Shares of theater chains and favorite meme traders AMC fell sharply on Monday as a rival warned of possible bankruptcy and a new class of preferred stock hit the market.

Shares of AMC are down nearly 42%, based on a drop of more than 26% in the previous week. New preferred stock from AMC could be the main cause of the drop.

The theater chain’s “APE unit”, a tool for the company to have the ability to raise more cash in the future, which began trading on Monday after it was distributed to investors. In some ways, the new class of shares is similar to a stock split. The combined value of one AMC stock and one APE unit at Monday’s close was about 8.7% less than AMC’s Friday’s closing price. When adjusted for APE’s price in initial trading, shares of AMC fell 5.5% on Monday.

“It’s really a two-for-one split, and I hope that once it goes into effect, the price per share will drop by about 50 percent. It’s like a two-for-one split,” Jay said. Ritter, Cordell professor of finance at the University of Florida.

AMC CEO Adam Aron warned of the potential move over the weekend.

“Remember, when APE first trades on the NYSE tomorrow morning, the value of your AMC investment will be a combination of AMC stock and your new unit of APE. One AMC share plus a new APE unit added together – compared to just a previous AMC share,” Aron wrote on Twitter on Sunday.

The drop also came as rival Cineworld said on Monday that it was considering filing for bankruptcy. After Cineworld issued a warning about its liquidity position last week, AMC CEO Adam Aron said in a statement that “we remain confident about the future of AMC” and that the company is “rather optimistic.” reviews” about upcoming films in Q4 and 2023.

Even 2022 has seen hit movies like “Top Gun: Maverick” and studio executives have signaled interest in returning to theaters Instead of just releasing it online, the US box office has remained below pre-pandemic levels.

AMC reported more than $5 billion in long-term debt at the end of the second quarter. That total comes to more than $10 billion when lease obligations and other long-term liabilities are included.
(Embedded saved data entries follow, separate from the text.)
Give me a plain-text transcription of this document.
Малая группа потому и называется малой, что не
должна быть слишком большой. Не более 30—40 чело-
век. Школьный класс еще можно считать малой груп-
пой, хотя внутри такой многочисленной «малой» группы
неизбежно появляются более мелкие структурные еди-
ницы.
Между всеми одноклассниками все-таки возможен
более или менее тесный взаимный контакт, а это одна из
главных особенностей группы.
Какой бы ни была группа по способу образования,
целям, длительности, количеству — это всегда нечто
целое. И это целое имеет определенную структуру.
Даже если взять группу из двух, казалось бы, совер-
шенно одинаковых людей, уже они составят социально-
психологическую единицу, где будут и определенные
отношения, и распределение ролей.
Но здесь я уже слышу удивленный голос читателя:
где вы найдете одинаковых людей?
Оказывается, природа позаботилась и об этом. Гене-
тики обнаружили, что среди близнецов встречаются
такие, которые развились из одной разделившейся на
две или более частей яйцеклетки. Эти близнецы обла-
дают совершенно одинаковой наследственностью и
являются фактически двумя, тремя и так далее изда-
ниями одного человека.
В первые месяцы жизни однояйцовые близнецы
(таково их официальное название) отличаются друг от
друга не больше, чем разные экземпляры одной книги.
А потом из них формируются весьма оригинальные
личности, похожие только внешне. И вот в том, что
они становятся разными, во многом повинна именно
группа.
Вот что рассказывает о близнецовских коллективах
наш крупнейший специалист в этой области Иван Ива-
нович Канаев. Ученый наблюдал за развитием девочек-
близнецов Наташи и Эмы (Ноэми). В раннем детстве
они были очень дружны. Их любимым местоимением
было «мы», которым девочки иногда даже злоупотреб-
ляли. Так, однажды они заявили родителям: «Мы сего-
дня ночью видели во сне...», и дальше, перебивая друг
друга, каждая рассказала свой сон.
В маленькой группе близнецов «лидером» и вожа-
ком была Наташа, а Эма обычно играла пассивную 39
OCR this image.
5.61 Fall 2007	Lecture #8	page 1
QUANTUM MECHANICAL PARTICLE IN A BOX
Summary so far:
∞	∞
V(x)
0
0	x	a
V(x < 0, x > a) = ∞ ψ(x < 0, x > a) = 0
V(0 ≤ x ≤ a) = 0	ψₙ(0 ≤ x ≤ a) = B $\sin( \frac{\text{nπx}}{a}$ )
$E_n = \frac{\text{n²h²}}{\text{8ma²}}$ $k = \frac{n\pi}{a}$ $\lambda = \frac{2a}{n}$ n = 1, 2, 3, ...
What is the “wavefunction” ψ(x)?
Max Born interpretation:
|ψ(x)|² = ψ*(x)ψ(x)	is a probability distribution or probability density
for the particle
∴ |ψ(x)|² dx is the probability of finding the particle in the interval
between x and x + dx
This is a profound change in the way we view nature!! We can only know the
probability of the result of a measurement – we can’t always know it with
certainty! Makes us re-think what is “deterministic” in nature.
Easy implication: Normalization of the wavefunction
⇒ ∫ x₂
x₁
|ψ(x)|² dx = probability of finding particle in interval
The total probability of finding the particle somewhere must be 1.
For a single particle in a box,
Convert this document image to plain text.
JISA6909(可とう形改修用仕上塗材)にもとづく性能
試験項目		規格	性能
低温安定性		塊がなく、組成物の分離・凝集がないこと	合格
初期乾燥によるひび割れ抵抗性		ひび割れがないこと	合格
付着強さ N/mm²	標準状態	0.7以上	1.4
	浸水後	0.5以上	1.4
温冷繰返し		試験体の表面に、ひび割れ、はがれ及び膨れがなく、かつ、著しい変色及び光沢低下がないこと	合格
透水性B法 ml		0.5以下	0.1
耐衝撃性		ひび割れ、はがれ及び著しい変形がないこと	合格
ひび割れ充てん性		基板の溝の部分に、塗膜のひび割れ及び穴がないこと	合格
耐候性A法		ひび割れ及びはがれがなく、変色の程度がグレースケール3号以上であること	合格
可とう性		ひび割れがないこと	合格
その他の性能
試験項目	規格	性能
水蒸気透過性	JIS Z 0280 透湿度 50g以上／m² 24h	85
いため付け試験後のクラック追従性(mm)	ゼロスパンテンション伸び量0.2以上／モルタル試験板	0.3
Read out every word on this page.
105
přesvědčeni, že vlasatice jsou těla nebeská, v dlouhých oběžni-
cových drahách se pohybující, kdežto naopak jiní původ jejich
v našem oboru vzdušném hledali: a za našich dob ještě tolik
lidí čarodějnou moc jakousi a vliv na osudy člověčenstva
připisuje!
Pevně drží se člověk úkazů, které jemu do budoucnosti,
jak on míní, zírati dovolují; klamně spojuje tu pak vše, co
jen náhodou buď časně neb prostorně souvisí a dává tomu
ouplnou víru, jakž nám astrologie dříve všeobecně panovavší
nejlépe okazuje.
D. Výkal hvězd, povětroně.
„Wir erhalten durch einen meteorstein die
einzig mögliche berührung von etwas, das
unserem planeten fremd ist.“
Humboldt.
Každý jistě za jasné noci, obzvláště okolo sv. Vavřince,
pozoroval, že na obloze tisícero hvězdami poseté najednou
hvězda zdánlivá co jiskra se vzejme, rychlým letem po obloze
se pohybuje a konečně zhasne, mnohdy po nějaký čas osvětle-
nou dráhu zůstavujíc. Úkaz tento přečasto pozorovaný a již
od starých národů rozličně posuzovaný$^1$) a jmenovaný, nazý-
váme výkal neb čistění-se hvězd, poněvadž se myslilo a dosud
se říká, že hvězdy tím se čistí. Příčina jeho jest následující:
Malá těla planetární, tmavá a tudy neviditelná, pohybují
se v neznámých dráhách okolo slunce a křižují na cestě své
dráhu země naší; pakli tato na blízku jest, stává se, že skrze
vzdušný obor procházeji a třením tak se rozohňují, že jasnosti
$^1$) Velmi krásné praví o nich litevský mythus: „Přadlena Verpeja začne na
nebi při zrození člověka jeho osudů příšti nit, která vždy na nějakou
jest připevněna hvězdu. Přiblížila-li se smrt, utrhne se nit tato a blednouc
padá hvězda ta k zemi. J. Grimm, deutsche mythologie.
The recent drop in AMC stock coincided with a sharp reversal in Bed Bath & Beyond. Both names have become big stocks with large percentages of retail investors and social media following. Bed Bath & Beyond 40% off on Fridays after activist investor Ryan Cohen revealed that he had sold his entire stake in the company.

– CNBC’s Kristina Partsinevelos contributed to this report.